Normal gebelik ve laktasyon: Bazı çalışmalar, gebelikte vertebra ve kalçada yaklaşık %5 kemik kaybı olduğunu
göstermiştir. Laktasyonun 3-6 ayında vertebra ve kalçada %3-10 kemik kaybı görülür. Parathyroid-related
hormone (PTHrP) süt verenlerin meme dokusundan salgılanır ve laktasyondaki kadınların hızlı kemik kaybından
sorumludur. Laktasyonun kesilmesini takiben 18 aydan sonra kemik kitlesi normale döner. Kemik dansitesinde
değişikliklere rağmen, normal gebelik ve laktasyonda ostoporoz nadirdir. Kemik kayıpları tam olarak bir daha
tekrarlamamak üzere normale döner.
Kalçanın geçici osteoporozu: Bu hastalık nadir ve farklı bir iskelet hastalığıdır, kadın ve erkeklerde fakat sıklıkla
kadınlarda gebeliğin üçüncü trimestrinde görülür. Travma olmadan unilateral veya bilateral kalça ağrısı vardır
ve MRG, femur başı ve boynunda avasküler nekrozdan farklı kemik iliği ödemi gösterir. Bazılarında femoral kırık
görülmekle beraber, diğerleri, kırıklar olmadan post partum 6 aydan sonra iyileşirler. Sebebi bilinmiyor.

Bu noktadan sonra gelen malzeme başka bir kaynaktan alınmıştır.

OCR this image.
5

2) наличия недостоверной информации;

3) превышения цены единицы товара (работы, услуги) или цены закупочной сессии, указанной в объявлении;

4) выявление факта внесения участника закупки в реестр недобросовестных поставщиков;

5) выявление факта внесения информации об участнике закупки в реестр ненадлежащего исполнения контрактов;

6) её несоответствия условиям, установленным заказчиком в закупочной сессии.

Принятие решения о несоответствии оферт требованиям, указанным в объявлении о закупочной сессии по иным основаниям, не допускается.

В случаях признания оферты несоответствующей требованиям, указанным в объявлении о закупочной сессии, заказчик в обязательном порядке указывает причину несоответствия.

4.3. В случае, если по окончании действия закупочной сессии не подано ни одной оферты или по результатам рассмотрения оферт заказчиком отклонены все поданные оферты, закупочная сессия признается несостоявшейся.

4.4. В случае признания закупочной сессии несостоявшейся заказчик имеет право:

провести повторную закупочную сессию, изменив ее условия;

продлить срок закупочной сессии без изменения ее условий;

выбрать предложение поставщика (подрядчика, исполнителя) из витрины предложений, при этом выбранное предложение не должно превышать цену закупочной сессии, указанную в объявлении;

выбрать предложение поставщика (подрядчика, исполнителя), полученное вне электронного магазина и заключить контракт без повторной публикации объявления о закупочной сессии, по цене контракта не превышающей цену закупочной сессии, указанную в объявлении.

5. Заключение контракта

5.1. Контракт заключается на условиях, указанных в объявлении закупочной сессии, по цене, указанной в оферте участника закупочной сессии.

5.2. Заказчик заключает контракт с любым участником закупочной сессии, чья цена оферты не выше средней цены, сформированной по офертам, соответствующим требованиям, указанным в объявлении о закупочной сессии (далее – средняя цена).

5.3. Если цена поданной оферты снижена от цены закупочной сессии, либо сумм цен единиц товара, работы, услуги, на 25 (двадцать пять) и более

İdyopatik osteoporoz: Genç kadınlarda sekonder sebepler ve kalsiyum metabolizmasında bozukluk olmadan
kemik frajilitesinde artış olan durumlarda idyopatik osteoporozdan söz edilir. Osteoblast fonksiyonunda
anormallikler, IGF-1 de azalma, subklinik östrojen eksikliği ve artmış kemik döngüsü suçlanmıştır. Ortalama 35
yaş civarında ortaya çıkar, kadınlar ve erkekler eşit olarak etkilenirler, Asya ırkı diğerlerinden sık etkilenir.Aile
hikayesi sıktır. 5-10 yıl içinde vertebra gibi kansellöz kemikte multipl kırıklar görülür. Kalça %10 vakada etkilenir.
III. Patogenez
Osteoporoz; düşük kemik kitlesi ve kemiğin mikromimarisinde bozuklukla giden, kemik frajilitesinde artma ve
sonuçta kırık riskinin artmasıyla karakterize bir hastalıktır.
Hiperparatiroidi ve osteomalazi gibi diğer düşük kemik kitlesi olan hastalıklardan farkı, osteoporozda serum
kalsiyum ve fosforu normaldir. Mineralize olmayan osteoid dokuda artış olmadan mikromimaride parçalanma
meydana gelir.
Bu mikromimarideki bozukluk, kemiğin yapısal bütünlüğünü bozar ve osteoporozda görülen esas klinik özelliklere
yol açar; iskelette kırılganlık artışı ve kırık riskinde artış görülür.
|417
Mikromimarideki bozulmanın sebebi açık değildir. Kemiğin yeniden yapılanmasında (remodeling) artış yapısal
zayıflamaya yol açabilir.
Diğer muhtemel faktörler: Mikrofraktürler ve yorgunluk hasarı, trabeküler kemikte perforasyonlar ve kesintiler,
horizontal trabekülalarda artmış kayıp ve makromimari rol oynayabilir (uzun femur boynu kalça kırığı riskini arttırır).
Postür, kas gücü, düşmenin sıklığı ve tipi, kırık yerini ve sıklığını etkiler .
Azalmış kemik kitlesi; kemik tepe değerinde düşüklük, artmış kemik rezorbsiyonu veya yeniden yapılanma
sırasında kemik yapımında azalma gibi faktörlere bağlı olabilir. En önemlisi kemik rezorbsiyonudur.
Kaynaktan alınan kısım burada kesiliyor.